Shortly before 4 a.m. Monday, at least one person forced his way into the building, went upstairs and opened fire multiple times through the closed apartment door where Taniyah stayed with her mother, Shantye Brown, her boyfriend Robert Lester and their baby, Lt. Stanek said.

Everyone was asleep at the time, he said. The intruder or intruders did not get inside.

"We believe they were going to a specific apartment ... and either couldn't get in or just decided to start firing rounds through the door," the detective said.

Investigators believe Taniyah, hearing the commotion, woke up and was going to her mother's room when at least one bullet struck her.

No one else was hurt. Ms. Brown's other son, 5, was next door at his grandparents' home, Mr. Brown said.

Police questioned both adults. Lt. Stanek said Washington police knew the couple but had no reports of recent incidents at that apartment.

Superintendent Roberta DiLorenzo called Taniyah a "bright, shining star" who liked school and always participated in class.

"She was just a lovely little girl who unfortunately we lost way too soon," she said in a phone interview Monday afternoon. "It's just very difficult to look at that empty seat in the classroom."

The Washington School District provided grief counseling for students Monday and brought in two retired substitutes for teachers who might also need to speak with a counselor, according to a statement on its website.

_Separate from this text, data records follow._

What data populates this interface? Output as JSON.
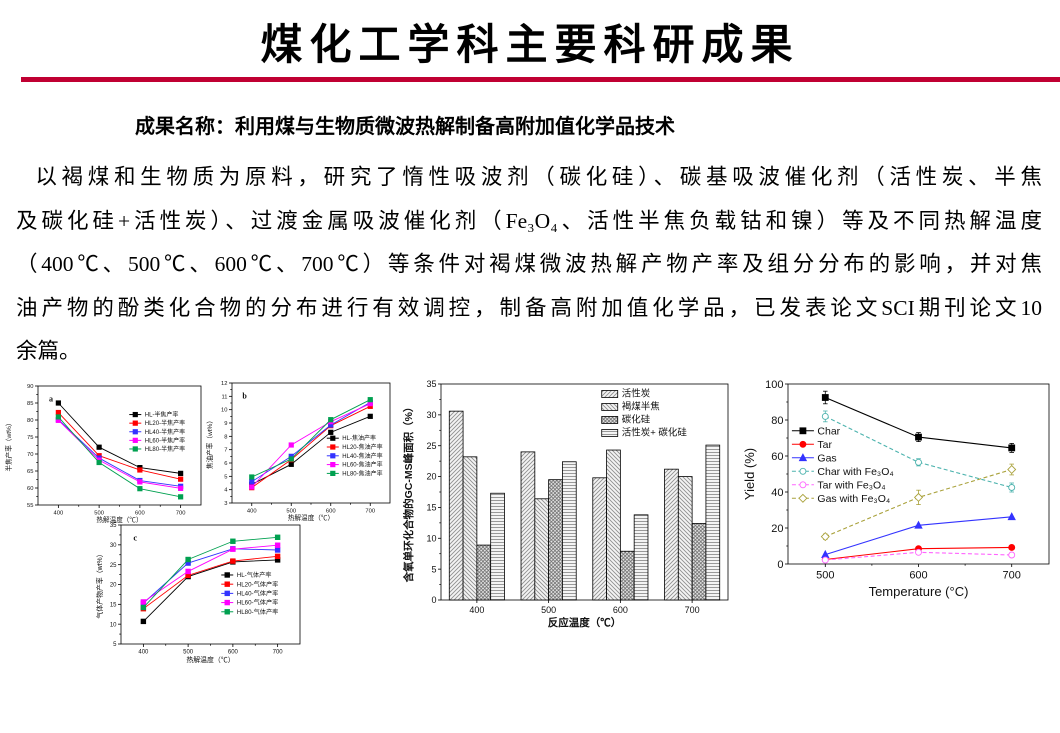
{
  "slide": {
    "title": "煤化工学科主要科研成果",
    "subtitle": "成果名称：利用煤与生物质微波热解制备高附加值化学品技术",
    "body_lines": [
      "以褐煤和生物质为原料，研究了惰性吸波剂（碳化硅）、碳基吸波催化剂（活性炭、半焦",
      "及碳化硅+活性炭）、过渡金属吸波催化剂（Fe₃O₄、活性半焦负载钴和镍）等及不同热解温度",
      "（400℃、500℃、600℃、700℃）等条件对褐煤微波热解产物产率及组分分布的影响，并对焦",
      "油产物的酚类化合物的分布进行有效调控，制备高附加值化学品，已发表论文SCI期刊论文10",
      "余篇。"
    ],
    "accent_color": "#c00032"
  },
  "chart_data": [
    {
      "id": "a",
      "type": "line",
      "panel_label": "a",
      "x": [
        400,
        500,
        600,
        700
      ],
      "xlabel": "热解温度（℃）",
      "ylabel": "半焦产率（wt%）",
      "ylim": [
        55,
        90
      ],
      "ytick_step": 5,
      "legend_pos": [
        0.56,
        0.24
      ],
      "series": [
        {
          "name": "HL-半焦产率",
          "color": "#000000",
          "marker": "square",
          "values": [
            85.0,
            72.0,
            66.0,
            64.3
          ]
        },
        {
          "name": "HL20-半焦产率",
          "color": "#ff0000",
          "marker": "square",
          "values": [
            82.2,
            69.5,
            65.3,
            62.6
          ]
        },
        {
          "name": "HL40-半焦产率",
          "color": "#3333ff",
          "marker": "square",
          "values": [
            80.1,
            68.8,
            62.2,
            60.5
          ]
        },
        {
          "name": "HL60-半焦产率",
          "color": "#ff00ff",
          "marker": "square",
          "values": [
            79.9,
            68.2,
            61.8,
            59.9
          ]
        },
        {
          "name": "HL80-半焦产率",
          "color": "#00a050",
          "marker": "square",
          "values": [
            80.9,
            67.5,
            59.8,
            57.4
          ]
        }
      ]
    },
    {
      "id": "b",
      "type": "line",
      "panel_label": "b",
      "x": [
        400,
        500,
        600,
        700
      ],
      "xlabel": "热解温度（℃）",
      "ylabel": "焦油产率（wt%）",
      "ylim": [
        3,
        12
      ],
      "ytick_step": 1,
      "legend_pos": [
        0.6,
        0.46
      ],
      "series": [
        {
          "name": "HL-焦油产率",
          "color": "#000000",
          "marker": "square",
          "values": [
            4.4,
            5.9,
            8.3,
            9.5
          ]
        },
        {
          "name": "HL20-焦油产率",
          "color": "#ff0000",
          "marker": "square",
          "values": [
            4.15,
            6.25,
            8.8,
            10.25
          ]
        },
        {
          "name": "HL40-焦油产率",
          "color": "#3333ff",
          "marker": "square",
          "values": [
            4.6,
            6.5,
            8.85,
            10.55
          ]
        },
        {
          "name": "HL60-焦油产率",
          "color": "#ff00ff",
          "marker": "square",
          "values": [
            4.2,
            7.35,
            9.1,
            10.45
          ]
        },
        {
          "name": "HL80-焦油产率",
          "color": "#00a050",
          "marker": "square",
          "values": [
            4.95,
            6.3,
            9.25,
            10.75
          ]
        }
      ]
    },
    {
      "id": "c",
      "type": "line",
      "panel_label": "c",
      "x": [
        400,
        500,
        600,
        700
      ],
      "xlabel": "热解温度（℃）",
      "ylabel": "气体产物产率（wt%）",
      "ylim": [
        5,
        35
      ],
      "ytick_step": 5,
      "legend_pos": [
        0.56,
        0.42
      ],
      "series": [
        {
          "name": "HL-气体产率",
          "color": "#000000",
          "marker": "square",
          "values": [
            10.7,
            22.0,
            25.7,
            26.2
          ]
        },
        {
          "name": "HL20-气体产率",
          "color": "#ff0000",
          "marker": "square",
          "values": [
            13.9,
            22.3,
            25.9,
            27.1
          ]
        },
        {
          "name": "HL40-气体产率",
          "color": "#3333ff",
          "marker": "square",
          "values": [
            15.3,
            25.4,
            29.0,
            28.7
          ]
        },
        {
          "name": "HL60-气体产率",
          "color": "#ff00ff",
          "marker": "square",
          "values": [
            15.6,
            23.3,
            28.9,
            29.9
          ]
        },
        {
          "name": "HL80-气体产率",
          "color": "#00a050",
          "marker": "square",
          "values": [
            14.2,
            26.3,
            30.9,
            31.9
          ]
        }
      ]
    },
    {
      "id": "bar",
      "type": "bar",
      "categories": [
        "400",
        "500",
        "600",
        "700"
      ],
      "xlabel": "反应温度（℃）",
      "ylabel": "含氧单环化合物的GC-MS峰面积（%）",
      "ylim": [
        0,
        35
      ],
      "ytick_step": 5,
      "legend_pos": [
        0.56,
        0.03
      ],
      "series": [
        {
          "name": "活性炭",
          "pattern": "diagonal-up",
          "values": [
            30.6,
            24.0,
            19.8,
            21.2
          ]
        },
        {
          "name": "褐煤半焦",
          "pattern": "diagonal-down",
          "values": [
            23.2,
            16.4,
            24.3,
            20.0
          ]
        },
        {
          "name": "碳化硅",
          "pattern": "crosshatch",
          "values": [
            8.9,
            19.5,
            7.9,
            12.4
          ]
        },
        {
          "name": "活性炭+ 碳化硅",
          "pattern": "horizontal",
          "values": [
            17.3,
            22.4,
            13.8,
            25.1
          ]
        }
      ]
    },
    {
      "id": "right",
      "type": "line",
      "x": [
        500,
        600,
        700
      ],
      "xlabel": "Temperature (°C)",
      "ylabel": "Yield (%)",
      "ylim": [
        0,
        100
      ],
      "ytick_step": 20,
      "legend_pos": [
        0.015,
        0.26
      ],
      "series": [
        {
          "name": "Char",
          "color": "#000000",
          "marker": "square",
          "filled": true,
          "values": [
            92.5,
            70.5,
            64.5
          ],
          "error": [
            3.5,
            2.5,
            2.5
          ]
        },
        {
          "name": "Tar",
          "color": "#ff0000",
          "marker": "circle",
          "filled": true,
          "values": [
            2.5,
            8.5,
            9.2
          ]
        },
        {
          "name": "Gas",
          "color": "#3333ff",
          "marker": "triangle",
          "filled": true,
          "values": [
            5.2,
            21.5,
            26.2
          ]
        },
        {
          "name": "Char with Fe₃O₄",
          "color": "#4db3ae",
          "marker": "circle",
          "filled": false,
          "dashed": true,
          "values": [
            82.0,
            56.5,
            42.5
          ],
          "error": [
            3.0,
            2.0,
            2.5
          ]
        },
        {
          "name": "Tar with Fe₃O₄",
          "color": "#ff66ff",
          "marker": "circle",
          "filled": false,
          "dashed": true,
          "values": [
            2.2,
            6.5,
            5.0
          ]
        },
        {
          "name": "Gas with Fe₃O₄",
          "color": "#aaa23c",
          "marker": "diamond",
          "filled": false,
          "dashed": true,
          "values": [
            15.2,
            37.0,
            52.5
          ],
          "error": [
            1.5,
            4.0,
            3.0
          ]
        }
      ]
    }
  ]
}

Both Washington Park Elementary School principals met with their teachers and with students in fourth through sixth grades Monday morning. Counselors also will be available today.

"Our heartfelt prayers and sympathy are extended to this child's family. All of us are grieving the loss of this beautiful child," the district said in a statement on its website. "She is a member of our Prexie family and her loss will be felt for years to come. Losing a child is the greatest tragedy, but to lose a child to a senseless act of violence is incomprehensible."

The state Department of Education allowed the district to delay today's scheduled PSSA testing for a few days.

The northeast corporate office for Young Champions, which oversees the group Taniyah cheered with, is raising money to help her family pay for a memorial service, a representative there said.

Police ask anyone with information to call them at 724-223-1386.